Ofcourse, this new group formed is also exposed to the risk of a negative mob mentality and then another group needs to breakout and re-form. What's also important to note is that these mobs are formed in the first place because those who are a part of the mob saw something in it for them. Or they felt a common ground. What that means is that you probably already had a bias against the other group - whether conscious or not. Sometimes these groupings are forced upon by us by the people around by the virtue of our existence. I think then the first thing to do is to accept for yourself that you have that bias. While it can be really hard to accept that, I think it is really important.
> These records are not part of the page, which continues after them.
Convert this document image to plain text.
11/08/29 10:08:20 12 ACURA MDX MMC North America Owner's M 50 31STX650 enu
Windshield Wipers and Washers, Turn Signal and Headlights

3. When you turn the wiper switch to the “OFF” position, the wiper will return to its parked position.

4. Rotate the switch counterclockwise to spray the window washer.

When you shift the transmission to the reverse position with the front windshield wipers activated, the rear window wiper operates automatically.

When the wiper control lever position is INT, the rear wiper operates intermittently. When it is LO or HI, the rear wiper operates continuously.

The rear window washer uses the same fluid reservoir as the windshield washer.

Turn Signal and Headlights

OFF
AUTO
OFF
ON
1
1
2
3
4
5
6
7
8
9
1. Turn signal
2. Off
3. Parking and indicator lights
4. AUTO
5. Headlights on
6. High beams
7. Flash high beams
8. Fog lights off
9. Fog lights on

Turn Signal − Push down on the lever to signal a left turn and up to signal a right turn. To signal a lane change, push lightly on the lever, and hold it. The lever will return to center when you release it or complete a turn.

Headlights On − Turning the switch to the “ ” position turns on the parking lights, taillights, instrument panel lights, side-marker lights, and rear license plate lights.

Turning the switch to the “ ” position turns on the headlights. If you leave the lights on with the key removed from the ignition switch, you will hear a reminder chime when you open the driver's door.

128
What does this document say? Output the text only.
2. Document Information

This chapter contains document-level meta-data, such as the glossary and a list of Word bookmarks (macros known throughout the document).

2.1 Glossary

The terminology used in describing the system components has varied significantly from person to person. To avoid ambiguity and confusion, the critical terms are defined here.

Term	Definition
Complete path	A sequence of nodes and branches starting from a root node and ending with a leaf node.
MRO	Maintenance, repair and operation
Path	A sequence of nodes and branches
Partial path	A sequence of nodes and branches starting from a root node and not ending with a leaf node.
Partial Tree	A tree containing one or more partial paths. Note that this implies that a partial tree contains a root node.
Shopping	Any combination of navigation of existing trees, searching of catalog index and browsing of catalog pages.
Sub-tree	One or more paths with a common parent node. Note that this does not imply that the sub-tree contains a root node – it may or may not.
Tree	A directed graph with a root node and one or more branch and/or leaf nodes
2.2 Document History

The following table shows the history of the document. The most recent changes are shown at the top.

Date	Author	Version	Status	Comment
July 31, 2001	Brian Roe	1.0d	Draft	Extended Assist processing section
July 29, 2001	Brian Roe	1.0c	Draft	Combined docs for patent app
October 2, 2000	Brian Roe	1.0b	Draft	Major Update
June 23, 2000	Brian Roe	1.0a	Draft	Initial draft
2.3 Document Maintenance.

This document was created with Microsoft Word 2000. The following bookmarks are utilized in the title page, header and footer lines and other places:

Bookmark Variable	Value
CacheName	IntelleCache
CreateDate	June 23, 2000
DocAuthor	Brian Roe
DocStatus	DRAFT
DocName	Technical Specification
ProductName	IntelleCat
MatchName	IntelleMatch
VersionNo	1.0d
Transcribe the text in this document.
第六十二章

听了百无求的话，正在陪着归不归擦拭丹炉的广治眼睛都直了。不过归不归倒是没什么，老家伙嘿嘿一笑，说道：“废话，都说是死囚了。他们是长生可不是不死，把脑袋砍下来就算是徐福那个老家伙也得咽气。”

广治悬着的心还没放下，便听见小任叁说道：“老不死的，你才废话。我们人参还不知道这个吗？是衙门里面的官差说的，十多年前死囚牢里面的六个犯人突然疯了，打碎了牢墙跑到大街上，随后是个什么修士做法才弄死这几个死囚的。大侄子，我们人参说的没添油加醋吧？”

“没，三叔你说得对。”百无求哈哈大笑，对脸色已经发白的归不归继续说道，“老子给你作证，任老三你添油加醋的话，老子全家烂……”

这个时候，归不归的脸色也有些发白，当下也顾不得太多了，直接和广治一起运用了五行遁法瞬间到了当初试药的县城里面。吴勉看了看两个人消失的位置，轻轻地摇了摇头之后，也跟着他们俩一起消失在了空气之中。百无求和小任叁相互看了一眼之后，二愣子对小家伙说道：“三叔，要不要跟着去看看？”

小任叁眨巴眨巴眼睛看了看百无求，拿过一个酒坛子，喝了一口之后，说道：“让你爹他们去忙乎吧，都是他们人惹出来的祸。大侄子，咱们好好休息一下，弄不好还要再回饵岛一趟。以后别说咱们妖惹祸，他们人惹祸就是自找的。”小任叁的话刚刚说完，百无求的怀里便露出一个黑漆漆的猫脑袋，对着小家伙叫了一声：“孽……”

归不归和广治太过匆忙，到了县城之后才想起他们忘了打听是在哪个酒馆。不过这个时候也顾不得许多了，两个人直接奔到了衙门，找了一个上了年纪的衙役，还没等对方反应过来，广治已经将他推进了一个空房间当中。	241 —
Let's shed the myth and let's see through the truth for ourselves.

I will narrate a recent personal experience here (at the risk of making this post too long).

Last Sunday I was heading towards the CST station hoping to board a train to Vashi as I quite often do. That evening, some religious congregation had just gotten over and swarms of people were also heading towards CST. Afghani Pathans, Sufis - basically Muslims in various shapes and sizes. Being a Hindu by birth, I got really cautious. There were several reasons for my insecurity in that train station. First, there was this group of easily over 20,000 people potentially united (all coming from a particular event and of the same religion). Most of this group might be conditioned to a sense of minority in our largely Hindu nation. Today, they were in clear majority. Also, I think trains and train stations are a big trap for a victim - the exits are limited, the security not enough and no one to hear your cry for help. But I think more importantly it was my conditioning of Muslims as more hard-hearted & aggresive because of my historical, cultural and social influences. Ofcourse rationally I know that the conditioning is a big generalization and means nothing. I have a few Muslim friends and aquaintances who are really nice and friendly actually, and I would never associate any violence with them.

In the midst of my active consciousness of the existence of a majority of the Them group, another scary thought creeped in my head. If more people were similarly insecure got united even for want of security, another mob could have formed. If you turn the tables around, a majority population also makes for an easy target on the community at large. A Sabarmati Express of Muslims, if you will.

And, I think that experience taught me first hand, what can conditioning do to you, what being a minority felt like and what is the power of the mob!